« L'obscurité dans l'expression des lois vient ou de ce qu'elles sont trop verbeuses, trop bavardes, ou au contraire de leur excessive brièveté », disait Francis Bacon il y a plus de trois siècles. Les préconisations du Conseil constitutionnel s'inspirent très certainement de ce constat, mais aussi et surtout d'un principe de réalité et d'une expérience précieuse qui donnent tout leur sens aux textes dont nous discutons aujourd'hui.
Ces textes affichent les objectifs de clarification et d'harmonisation de certaines dispositions du droit électoral relatives à la propagande électorale et à l'inéligibilité. Il s'agit, en d'autres termes, d'améliorer la lisibilité de la loi.
Ces propositions de lois comportent des correctifs utiles en matière de propagande électorale et d'opérations de vote. Comme l'a relevé le Conseil constitutionnel, il ne paraît pas cohérent d'autoriser les réunions électorales jusqu'à la veille du scrutin, alors que les autres formes de propagande, telles que les tracts ou messages électroniques, sont interdites dès le samedi précédant l'élection. L'article 4 procède donc à une harmonisation nécessaire et pertinente qui simplifiera la réflexion des candidats sur ce qu'ils peuvent ou doivent faire.
De même, il était peu logique qu'aucun texte n'interdise la présence de la photographie d'une personne autre que le candidat ou son suppléant sur un bulletin alors que seul le nom de ce dernier peut y figurer. Là encore, les clarifications apportées par l'article 5 sont bienvenues.
En revanche, les dispositions relatives à la déontologie sont insuffisantes à une époque où la probité et l'exemplarité sont devenues des impératifs de l'action publique.
Nous proposons de porter à deux ans – ce qui correspond à la durée moyenne d'exercice des fonctions – la durée de l'interdiction faite aux anciens membres du corps préfectoral – notamment les sous-préfets – de se présenter dans le ressort où ils ont exercé leurs fonctions afin de favoriser l'impartialité des élections.

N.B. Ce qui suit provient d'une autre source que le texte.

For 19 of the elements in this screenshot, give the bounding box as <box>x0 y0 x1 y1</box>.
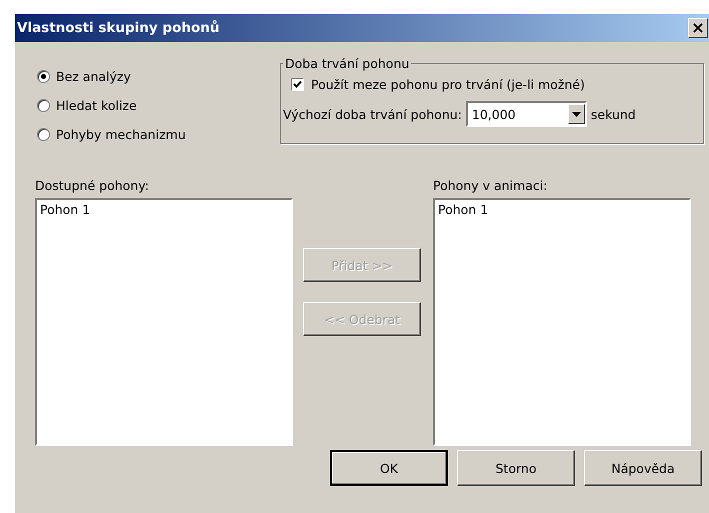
dialog-button[interactable]: Storno <box>457 450 575 486</box>
list-item[interactable]: Pohon 1 <box>438 202 686 217</box>
radio-option[interactable]: Hledat kolize <box>37 93 186 117</box>
checkbox-option[interactable]: Použít meze pohonu pro trvání (je-li možné) <box>291 73 697 95</box>
window-title: Vlastnosti skupiny pohonů <box>17 20 220 36</box>
unit-label: sekund <box>590 106 636 122</box>
list-item[interactable]: Pohon 1 <box>40 202 288 217</box>
group-title: Doba trvání pohonu <box>284 56 410 71</box>
dialog-button[interactable]: OK <box>330 450 448 486</box>
field-label: Výchozí doba trvání pohonu: <box>283 106 462 122</box>
radio-option[interactable]: Bez analýzy <box>37 64 186 88</box>
animation-list[interactable]: Pohon 1 <box>433 198 691 446</box>
duration-combo[interactable]: 10,000 <box>466 101 587 127</box>
radio-option[interactable]: Pohyby mechanizmu <box>37 122 186 146</box>
list-label: Pohony v animaci: <box>433 178 548 194</box>
close-button[interactable]: × <box>688 18 708 38</box>
available-list[interactable]: Pohon 1 <box>35 198 293 446</box>
list-label: Dostupné pohony: <box>35 178 150 194</box>
dialog-button[interactable]: Nápověda <box>584 450 702 486</box>
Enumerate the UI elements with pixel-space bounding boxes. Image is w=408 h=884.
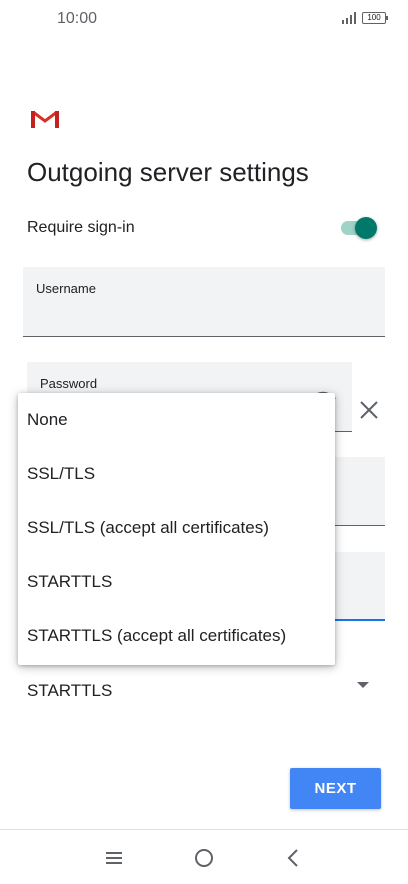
home-icon[interactable] [193,847,215,869]
menu-item-none[interactable]: None [18,393,335,447]
username-field[interactable]: Username [23,267,385,337]
battery-icon: 100 [362,12,388,24]
close-icon[interactable] [357,398,381,422]
navigation-bar [0,829,408,884]
require-signin-label: Require sign-in [27,219,135,236]
dropdown-caret-icon[interactable] [356,681,370,689]
username-label: Username [36,281,96,296]
require-signin-toggle[interactable] [341,217,377,239]
security-type-menu: None SSL/TLS SSL/TLS (accept all certifi… [18,393,335,665]
menu-item-starttls[interactable]: STARTTLS [18,555,335,609]
signal-icon [342,12,356,24]
menu-icon[interactable] [103,847,125,869]
menu-item-ssl-tls[interactable]: SSL/TLS [18,447,335,501]
next-button[interactable]: NEXT [290,768,381,809]
page-title: Outgoing server settings [27,157,309,187]
security-type-select[interactable]: STARTTLS [27,681,112,701]
menu-item-starttls-all-certs[interactable]: STARTTLS (accept all certificates) [18,609,335,663]
password-label: Password [40,376,98,391]
back-icon[interactable] [283,847,305,869]
gmail-logo-icon [31,110,59,128]
toggle-thumb [355,217,377,239]
menu-item-ssl-tls-all-certs[interactable]: SSL/TLS (accept all certificates) [18,501,335,555]
status-time: 10:00 [57,10,98,27]
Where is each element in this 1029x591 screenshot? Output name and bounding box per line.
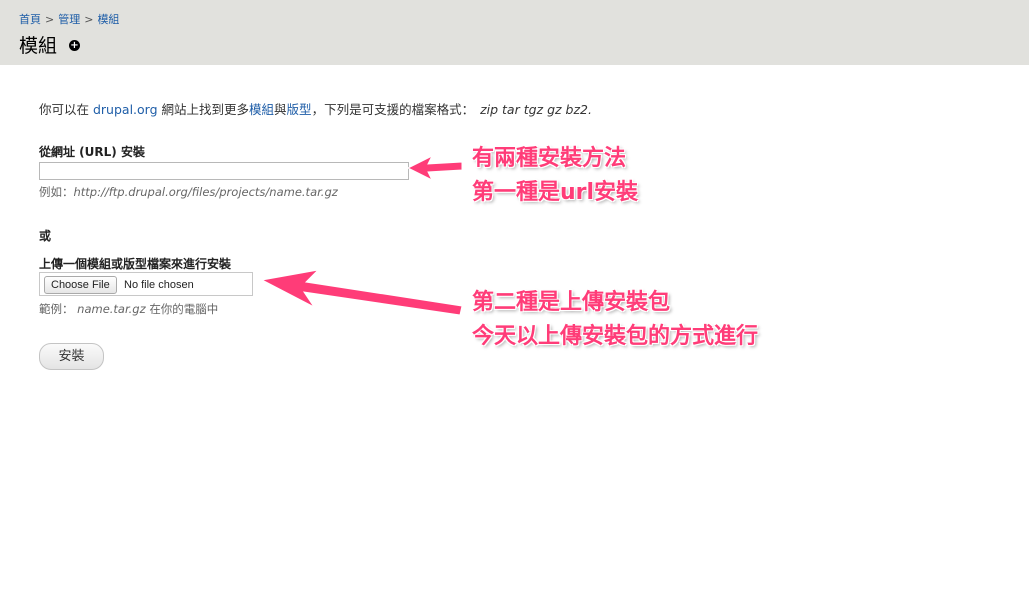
intro-conj: 與 — [274, 102, 287, 117]
upload-install-label: 上傳一個模組或版型檔案來進行安裝 — [39, 257, 232, 271]
file-status-text: No file chosen — [124, 279, 194, 291]
upload-description-example: name.tar.gz — [77, 302, 146, 316]
breadcrumb-admin-link[interactable]: 管理 — [58, 13, 80, 26]
breadcrumb-separator: > — [84, 13, 94, 26]
url-install-input[interactable] — [39, 162, 409, 180]
or-divider-text: 或 — [39, 229, 52, 243]
annotation-url-install: 第一種是url安裝 — [472, 180, 639, 205]
upload-description-prefix: 範例： — [39, 302, 74, 316]
url-description-prefix: 例如： — [39, 185, 74, 199]
breadcrumb-modules-link[interactable]: 模組 — [97, 13, 119, 26]
modules-link[interactable]: 模組 — [249, 102, 274, 117]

L'article 2 est celui qui nous pose véritablement problème. Il nous semble ne pas suivre les préconisations du Conseil constitutionnel, lesquelles demandaient simplement un alignement du texte sur la pratique, c'est-à-dire l'appréciation laissée au juge pour prononcer une peine d'inéligibilité dans les trois cas énumérés à l'article 136-1 du code électoral. La rédaction dudit article laissait penser que le juge était dans l'obligation de prononcer la sanction en cas de volonté de fraude ou de manquement d'une particulière gravité et en conservait la possibilité dans les deux autres cas. L'article 2 restreint la faculté pour le juge de prononcer l'inéligibilité à la volonté de fraude ou au manquement d'une particulière gravité. Ce faisant, il limite la possibilité de déclarer un candidat inéligible, ce qui n'était pas, me semble-t-il, la demande du Conseil constitutionnel.
Le droit électoral exige de la clarté et ce point qui n'est pas mineur, puisqu'il concerne la suppression d'un droit civique fondamental, mérite débat. À ce stade, si l'article abaisse les exigences en termes de probité et de respect de la réglementation dans un domaine qui ne souffre aucun écart, nous nous y opposerons, comme nos collègues du Sénat.
Enfin, certaines clarifications supplémentaires semblent nécessaires pour répondre aux préconisations du Conseil constitutionnel. Il aurait ainsi été utile de considérer par principe les bilans de mandat comme des dépenses électorales dès lors qu'ils sont diffusés pendant les six mois précédant l'élection, afin d'éviter des interprétations divergentes entre la CNCCFP et le Conseil constitutionnel, et donc de faciliter leur travail en matière de financement de la campagne électorale. Cette clarification serait également utile aux candidats, qui conserveront la possibilité de faire le bilan de leur mandat avant les six derniers mois.
En conclusion, les objectifs de clarté et d'intelligibilité de la loi, qui ont valeur constitutionnelle, doivent effectivement être au coeur des préoccupations du législateur. Ils le sont à travers ces deux textes. La simplification des dispositions législatives doit être un objectif constant et partagé, mais cela ne signifie pas la négation de la complexité des questions abordées. Or l'inéligibilité, prononcée par le Conseil constitutionnel et non susceptible de recours, mérite une analyse plus poussée et une expression argumentée sur le plan de la déontologie et de l'exemplarité.